1) Two weeks before SXSW is set to begin, announce to all your friends and post to all your fans that you’ll be playing multiple cool, hip private parties every night at SXSW. Let them know that most of the parties haven’t been announced yet and you can only get in by special invitation but that you’re going to work on getting a guest list for your friends and fans.

2) One week before SXSW remind them of your trip but that you don’t know where you’ll be staying yet because everything is booked up, but that you’ll try to keep in touch with them on FB or Twitter but to not expect you to be able to answer calls, emails or texts, because everybody knows that since all 20,000 people (maybe it’s 200,000, I don’t know) will be sucking up all the bandwidth in town, it’s going to be hard to get messages back and forth. So tell them to just keep checking the SXSW website, or some such silliness.

3) Three days before SXSW announce you’re leaving for Austin and hoping to take advantage of some pickup gigs along the way, hard to say where or when.

4) Then you pack up your gear and head out of town to some really nice vacation spot at the beach, or the mountains, or the lake, or somewhere no one knows you. Check into a motel and shut off your phone and your laptop/tablet. Relax. Read. Write a new song or two. Catch up on your sleep.

5) The day after SXSW is over, turn on your phone again and let everyone know you’re headed home after a very successful trip to Austin. You played to full houses, got drunk with all your idols and made a lot of contacts with some very important people. You even wrote some songs in the van.

6) Once you get home, send emails or call every important person that you know was there and tell them it was so cool to meet them and how much you appreciated the nice things they said about your music and you’re following up on their offer to get together for some lunch to discuss how you guys might work together in the future and that this time, you’ll buy!

Whoever gets your message will have little to no memory of SXSW anyway because it’s really just an excuse for the industry dweebs to get away from their miserable existences and drink and get high for a week. And since there are over 2,000 performances (I really don’t know how many; maybe it’s 20,000), there’s no way in hell that they can say that they never met you there. They may be a little embarrassed and apologize but you sure assure them that you meant everything you said and that you’re a person of your word and your word is your bond, or whatever to make sure that they meet with you anyway.

Unless they, too, have read this post and never went at all. But then, they couldn’t admit that, could they?

BTW – this same routine works pretty well for CMJ, Bonnaroo, Lollapalooza and all the rest. Have fun.

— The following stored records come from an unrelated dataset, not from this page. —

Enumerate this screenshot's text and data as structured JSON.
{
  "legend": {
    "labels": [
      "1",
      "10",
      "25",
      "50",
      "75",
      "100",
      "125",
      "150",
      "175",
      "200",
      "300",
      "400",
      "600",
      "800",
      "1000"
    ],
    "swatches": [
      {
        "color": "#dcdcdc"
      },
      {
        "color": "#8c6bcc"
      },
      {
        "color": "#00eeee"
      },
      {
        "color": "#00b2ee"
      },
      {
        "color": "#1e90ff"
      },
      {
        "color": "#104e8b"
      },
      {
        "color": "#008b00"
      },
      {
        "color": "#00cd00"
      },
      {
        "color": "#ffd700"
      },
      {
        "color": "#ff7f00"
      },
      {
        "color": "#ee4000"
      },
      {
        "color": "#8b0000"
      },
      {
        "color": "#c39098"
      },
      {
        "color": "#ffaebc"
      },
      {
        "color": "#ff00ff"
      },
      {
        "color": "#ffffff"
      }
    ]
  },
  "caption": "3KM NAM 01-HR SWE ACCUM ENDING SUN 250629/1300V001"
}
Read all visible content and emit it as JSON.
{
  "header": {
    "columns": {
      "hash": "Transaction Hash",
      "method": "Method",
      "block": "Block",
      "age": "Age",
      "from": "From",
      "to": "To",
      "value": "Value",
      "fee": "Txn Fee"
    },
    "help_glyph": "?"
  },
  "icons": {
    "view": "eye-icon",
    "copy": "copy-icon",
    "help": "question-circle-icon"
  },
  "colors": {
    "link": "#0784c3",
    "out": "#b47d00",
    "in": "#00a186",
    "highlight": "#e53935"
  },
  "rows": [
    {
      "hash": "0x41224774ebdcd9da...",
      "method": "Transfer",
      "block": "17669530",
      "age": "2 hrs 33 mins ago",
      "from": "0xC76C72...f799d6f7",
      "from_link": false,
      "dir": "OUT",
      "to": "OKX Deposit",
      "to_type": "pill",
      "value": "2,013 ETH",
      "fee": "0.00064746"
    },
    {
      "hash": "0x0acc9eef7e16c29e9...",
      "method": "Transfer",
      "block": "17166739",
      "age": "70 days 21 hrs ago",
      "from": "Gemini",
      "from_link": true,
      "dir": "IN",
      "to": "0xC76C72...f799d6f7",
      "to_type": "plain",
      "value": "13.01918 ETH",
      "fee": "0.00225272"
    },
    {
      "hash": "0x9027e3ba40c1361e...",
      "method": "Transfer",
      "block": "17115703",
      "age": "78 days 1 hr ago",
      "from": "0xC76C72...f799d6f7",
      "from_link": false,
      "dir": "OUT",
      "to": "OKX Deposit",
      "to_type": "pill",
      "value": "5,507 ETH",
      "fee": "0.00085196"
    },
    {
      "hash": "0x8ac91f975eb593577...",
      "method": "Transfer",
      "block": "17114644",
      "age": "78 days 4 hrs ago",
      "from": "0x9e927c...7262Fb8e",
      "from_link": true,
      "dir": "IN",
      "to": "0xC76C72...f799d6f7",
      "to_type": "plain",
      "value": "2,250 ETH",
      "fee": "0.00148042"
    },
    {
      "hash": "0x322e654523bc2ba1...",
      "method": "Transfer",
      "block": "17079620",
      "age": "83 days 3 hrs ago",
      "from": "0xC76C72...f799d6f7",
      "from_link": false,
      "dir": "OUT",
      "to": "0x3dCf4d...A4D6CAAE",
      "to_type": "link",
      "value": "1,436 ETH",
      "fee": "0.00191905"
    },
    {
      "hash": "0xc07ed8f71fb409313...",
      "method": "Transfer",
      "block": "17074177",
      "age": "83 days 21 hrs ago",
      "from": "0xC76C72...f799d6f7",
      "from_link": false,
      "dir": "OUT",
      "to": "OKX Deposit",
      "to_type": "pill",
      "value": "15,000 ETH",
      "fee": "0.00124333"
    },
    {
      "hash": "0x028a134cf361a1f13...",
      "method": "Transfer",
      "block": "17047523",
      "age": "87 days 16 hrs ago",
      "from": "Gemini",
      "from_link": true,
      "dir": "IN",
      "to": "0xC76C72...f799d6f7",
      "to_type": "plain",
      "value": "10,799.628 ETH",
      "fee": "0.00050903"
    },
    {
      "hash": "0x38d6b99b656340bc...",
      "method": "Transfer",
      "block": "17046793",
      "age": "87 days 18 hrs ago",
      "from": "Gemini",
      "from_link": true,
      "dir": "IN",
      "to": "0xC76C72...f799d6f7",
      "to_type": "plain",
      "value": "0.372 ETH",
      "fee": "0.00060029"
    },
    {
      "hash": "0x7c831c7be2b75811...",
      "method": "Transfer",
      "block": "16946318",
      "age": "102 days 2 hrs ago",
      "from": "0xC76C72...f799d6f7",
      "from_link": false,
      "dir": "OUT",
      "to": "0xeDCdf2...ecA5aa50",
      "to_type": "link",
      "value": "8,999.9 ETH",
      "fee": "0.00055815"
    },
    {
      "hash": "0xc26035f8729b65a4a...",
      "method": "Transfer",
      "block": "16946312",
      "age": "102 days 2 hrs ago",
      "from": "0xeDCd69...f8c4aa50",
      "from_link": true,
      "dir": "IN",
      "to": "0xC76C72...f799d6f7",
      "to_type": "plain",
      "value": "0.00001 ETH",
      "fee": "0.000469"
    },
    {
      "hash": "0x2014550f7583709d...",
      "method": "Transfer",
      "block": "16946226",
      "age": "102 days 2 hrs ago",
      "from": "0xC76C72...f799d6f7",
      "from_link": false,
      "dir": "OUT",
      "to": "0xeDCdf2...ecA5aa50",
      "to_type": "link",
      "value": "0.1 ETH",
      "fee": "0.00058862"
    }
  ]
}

“I think the rock ‘n’ roll myth of living on the edge is a pile of crap.” - Robert Smith

After playing keyboards in bar bands in Ohio, Larry Butler moved to Los Angeles to work as tour manager for such artists as Randy Newman, Ry Cooder and Isaac Hayes. Those efforts led to 20+ years at Warner Bros. Records as VP Artist Relations, winning a couple of PollStar Artist Development Executive awards. More recently Larry joined Bill Silva Management as General Manager where he also ran Jason Mraz’s publishing and served as day-to-day manager for Robert Francis.

Larry currently is a partner in The Artist Cooperative (, an independent label services company, and heads up his own Did It Music ( management and publishing consulting. Larry is a licensed California Talent Agent, as well as a published author, songwriter and music publisher.

February 28 | Registered CommenterLarry Butler


Reader Comments (2)

Certainly an option worth considering. Thank you for the piece.

March 6 | Unregistered CommenterMelissa

The first few line holded me for a while. I so agree with that : 'unrewarded performances' :(
But honestly, SXSW has a lot to offer you. May be its a long time approach!